Com quase dez anos de experiência, o professor Koat captura a atenção dos alunos, batendo palmas e recitando o alfabeto em Nuer, sua língua nativa, seguindo com algumas frases cantadas em inglês. Ele acredita que as crianças aprendem melhor quando suas aulas são animadas e divertidas.

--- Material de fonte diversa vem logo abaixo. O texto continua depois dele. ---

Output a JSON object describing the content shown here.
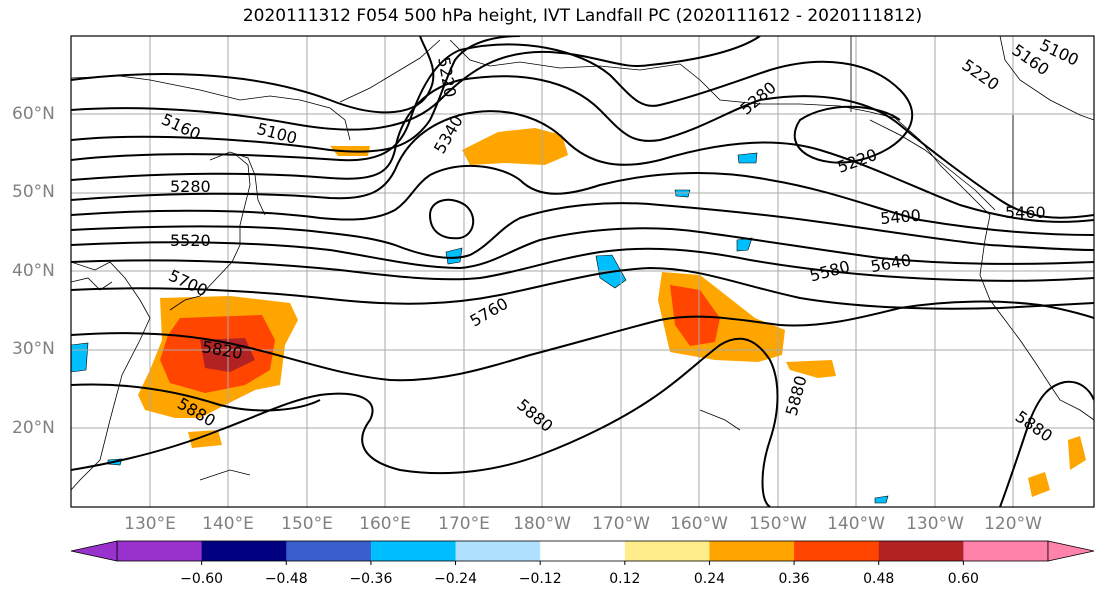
{
  "title": "2020111312 F054 500 hPa height, IVT Landfall PC (2020111612 - 2020111812)",
  "lat_labels": [
    "60°N",
    "50°N",
    "40°N",
    "30°N",
    "20°N"
  ],
  "lon_labels": [
    "130°E",
    "140°E",
    "150°E",
    "160°E",
    "170°E",
    "180°W",
    "170°W",
    "160°W",
    "150°W",
    "140°W",
    "130°W",
    "120°W"
  ],
  "contour_labels": [
    "5220",
    "5340",
    "5280",
    "5160",
    "5100",
    "5160",
    "5220",
    "5100",
    "5220",
    "5280",
    "5520",
    "5400",
    "5460",
    "5580",
    "5640",
    "5700",
    "5760",
    "5820",
    "5880",
    "5880",
    "5880",
    "5880"
  ],
  "colorbar": {
    "ticks": [
      "−0.60",
      "−0.48",
      "−0.36",
      "−0.24",
      "−0.12",
      "0.12",
      "0.24",
      "0.36",
      "0.48",
      "0.60"
    ],
    "colors": [
      "#9932cc",
      "#000080",
      "#3a5fcd",
      "#00bfff",
      "#b0e2ff",
      "#ffffff",
      "#ffec8b",
      "#ffa500",
      "#ff4500",
      "#b22222",
      "#ff82ab"
    ]
  }
}
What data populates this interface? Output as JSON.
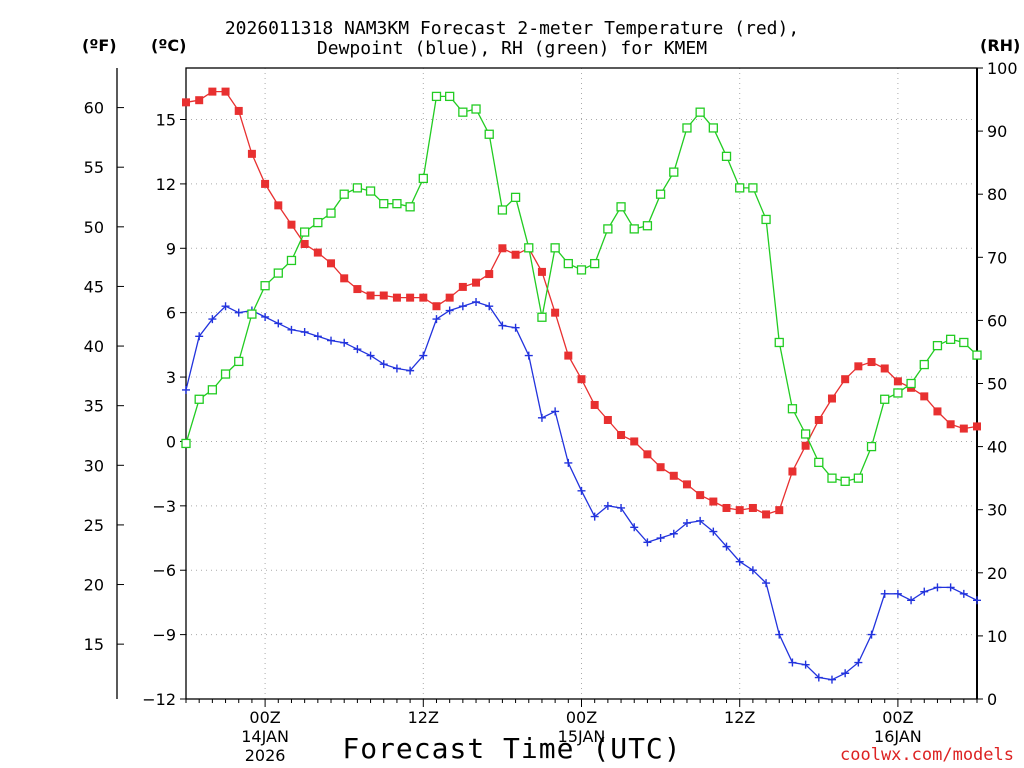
{
  "title_line1": "2026011318 NAM3KM Forecast 2-meter Temperature (red),",
  "title_line2": "Dewpoint (blue), RH (green) for KMEM",
  "unit_f": "(ºF)",
  "unit_c": "(ºC)",
  "unit_rh": "(RH)",
  "xlabel": "Forecast Time (UTC)",
  "credit": "coolwx.com/models",
  "chart_data": {
    "type": "line",
    "title": "2026011318 NAM3KM Forecast 2-meter Temperature (red), Dewpoint (blue), RH (green) for KMEM",
    "xlabel": "Forecast Time (UTC)",
    "x_unit": "forecast hour",
    "x": [
      0,
      1,
      2,
      3,
      4,
      5,
      6,
      7,
      8,
      9,
      10,
      11,
      12,
      13,
      14,
      15,
      16,
      17,
      18,
      19,
      20,
      21,
      22,
      23,
      24,
      25,
      26,
      27,
      28,
      29,
      30,
      31,
      32,
      33,
      34,
      35,
      36,
      37,
      38,
      39,
      40,
      41,
      42,
      43,
      44,
      45,
      46,
      47,
      48,
      49,
      50,
      51,
      52,
      53,
      54,
      55,
      56,
      57,
      58,
      59,
      60
    ],
    "xlim": [
      0,
      60
    ],
    "x_ticks": [
      {
        "hour": 6,
        "label": "00Z",
        "sub1": "14JAN",
        "sub2": "2026"
      },
      {
        "hour": 18,
        "label": "12Z",
        "sub1": "",
        "sub2": ""
      },
      {
        "hour": 30,
        "label": "00Z",
        "sub1": "15JAN",
        "sub2": ""
      },
      {
        "hour": 42,
        "label": "12Z",
        "sub1": "",
        "sub2": ""
      },
      {
        "hour": 54,
        "label": "00Z",
        "sub1": "16JAN",
        "sub2": ""
      }
    ],
    "y_left_c": {
      "label": "(ºC)",
      "lim": [
        -12,
        17.4
      ],
      "ticks": [
        -12,
        -9,
        -6,
        -3,
        0,
        3,
        6,
        9,
        12,
        15
      ]
    },
    "y_left_f": {
      "label": "(ºF)",
      "ticks": [
        15,
        20,
        25,
        30,
        35,
        40,
        45,
        50,
        55,
        60
      ]
    },
    "y_right_rh": {
      "label": "(RH)",
      "lim": [
        0,
        100
      ],
      "ticks": [
        0,
        10,
        20,
        30,
        40,
        50,
        60,
        70,
        80,
        90,
        100
      ]
    },
    "series": [
      {
        "name": "2-meter Temperature",
        "axis": "c",
        "color": "#e83030",
        "marker": "filled-square",
        "values": [
          15.8,
          15.9,
          16.3,
          16.3,
          15.4,
          13.4,
          12.0,
          11.0,
          10.1,
          9.2,
          8.8,
          8.3,
          7.6,
          7.1,
          6.8,
          6.8,
          6.7,
          6.7,
          6.7,
          6.3,
          6.7,
          7.2,
          7.4,
          7.8,
          9.0,
          8.7,
          9.0,
          7.9,
          6.0,
          4.0,
          2.9,
          1.7,
          1.0,
          0.3,
          0.0,
          -0.6,
          -1.2,
          -1.6,
          -2.0,
          -2.5,
          -2.8,
          -3.1,
          -3.2,
          -3.1,
          -3.4,
          -3.2,
          -1.4,
          -0.2,
          1.0,
          2.0,
          2.9,
          3.5,
          3.7,
          3.4,
          2.8,
          2.5,
          2.1,
          1.4,
          0.8,
          0.6,
          0.7
        ]
      },
      {
        "name": "Dewpoint",
        "axis": "c",
        "color": "#2233dd",
        "marker": "plus",
        "values": [
          2.4,
          4.9,
          5.7,
          6.3,
          6.0,
          6.1,
          5.8,
          5.5,
          5.2,
          5.1,
          4.9,
          4.7,
          4.6,
          4.3,
          4.0,
          3.6,
          3.4,
          3.3,
          4.0,
          5.7,
          6.1,
          6.3,
          6.5,
          6.3,
          5.4,
          5.3,
          4.0,
          1.1,
          1.4,
          -1.0,
          -2.3,
          -3.5,
          -3.0,
          -3.1,
          -4.0,
          -4.7,
          -4.5,
          -4.3,
          -3.8,
          -3.7,
          -4.2,
          -4.9,
          -5.6,
          -6.0,
          -6.6,
          -9.0,
          -10.3,
          -10.4,
          -11.0,
          -11.1,
          -10.8,
          -10.3,
          -9.0,
          -7.1,
          -7.1,
          -7.4,
          -7.0,
          -6.8,
          -6.8,
          -7.1,
          -7.4
        ]
      },
      {
        "name": "RH",
        "axis": "rh",
        "color": "#22cc22",
        "marker": "open-square",
        "values": [
          40.5,
          47.5,
          49.0,
          51.5,
          53.5,
          61.0,
          65.5,
          67.5,
          69.5,
          74.0,
          75.5,
          77.0,
          80.0,
          81.0,
          80.5,
          78.5,
          78.5,
          78.0,
          82.5,
          95.5,
          95.5,
          93.0,
          93.5,
          89.5,
          77.5,
          79.5,
          71.5,
          60.5,
          71.5,
          69.0,
          68.0,
          69.0,
          74.5,
          78.0,
          74.5,
          75.0,
          80.0,
          83.5,
          90.5,
          93.0,
          90.5,
          86.0,
          81.0,
          81.0,
          76.0,
          56.5,
          46.0,
          42.0,
          37.5,
          35.0,
          34.5,
          35.0,
          40.0,
          47.5,
          48.5,
          50.0,
          53.0,
          56.0,
          57.0,
          56.5,
          54.5
        ]
      }
    ]
  }
}
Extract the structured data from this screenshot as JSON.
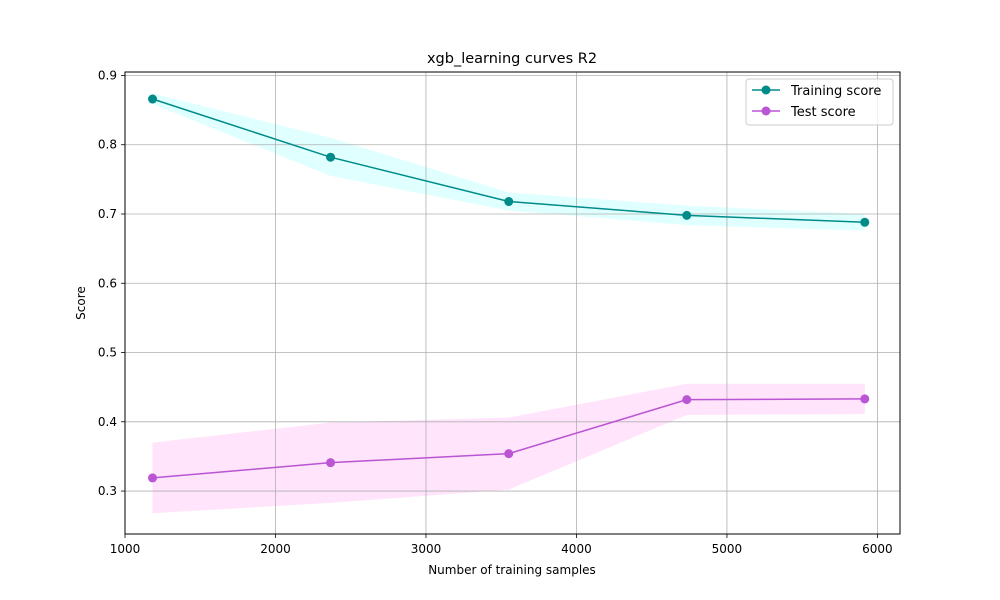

“Ensinar as crianças não é fácil. Uso a música para que elas se divirtam e não se sintam entediadas. É assim que transmito a minha mensagem”, explica Koat, que passou as férias de verão dando aulas extras a seus alunos, através de um projeto da Plan International e de outros parceiros do ACNUR, a Agência da ONU para Refugiados.

Sul-sudaneses reconstroem a vida na Etiópia

Assim como seus alunos, Koat também é vítima de uma guerra que fez com que mais de dois milhões de pessoas do Sudão do Sul se tornassem refugiados. Ele e sua família de cinco filhos fugiram para a Etiópia em 2015, depois que sua casa no estado de Jonglei foi totalmente destruída.

O conflito do Sudão do Sul teve um impacto particularmente devastador sobre as crianças. No campo de Jewi, que abriga 54 mil refugiados do Sudão do Sul, cerca de dois terços são crianças. Elas não apenas perderam suas casas e viram seus parentes mortos, mas anos de violência também os impediram de ter acesso à educação. Alguns nunca tiveram a chance de ir à escola e muitos desistiram.

Ciente da desvantagem que as crianças enfrentam, Koat e seus colegas estão determinados a fazer o possível para ajudar a diminuir este déficit educacional. “Estamos aqui hoje porque queremos ensinar nossos filhos a serem os campeões de amanhã. Se não estudarem, não terão sucesso. Se estudarem, poderão ser os futuros presidentes, os futuros médicos, os futuros pilotos do Sudão do Sul”, afirmou o professor.

Lutando pela educação de refugiados

No entanto, a escassez de salas de aula, professores qualificados e material didático são grandes obstáculos para que as crianças refugiadas do Sudão do Sul tenham acesso à educação. Enquanto os professores do Sudão do Sul trabalham para se adaptar ao currículo etíope, os alunos aprendem em sua língua nativa, o Nuer, e também em inglês.

Ao contrário de Koat, muitos dizem que os 805 birr (27 dólares americanos) que recebem mensalmente como incentivo para ensinar não são suficientes. Apesar dessas dificuldades, Koat permanece confiante. À tarde, ele deixa seus alunos da escola primária e segue para uma escola improvisada, onde oferece aulas particulares a adultos por 10 birr cada (0,34 centavos de dólar americano) por mês.

Os estudantes se uniram para construir a escola, que tem paredes de palha e um teto de lona que vaza durante as chuvas. No seu interior há um ar silencioso de concentração, quando cerca de 20 adultos, incluindo um avô de 64 anos e uma jovem mãe com seu bebê em uma cesta, fazem anotações no quadro-negro.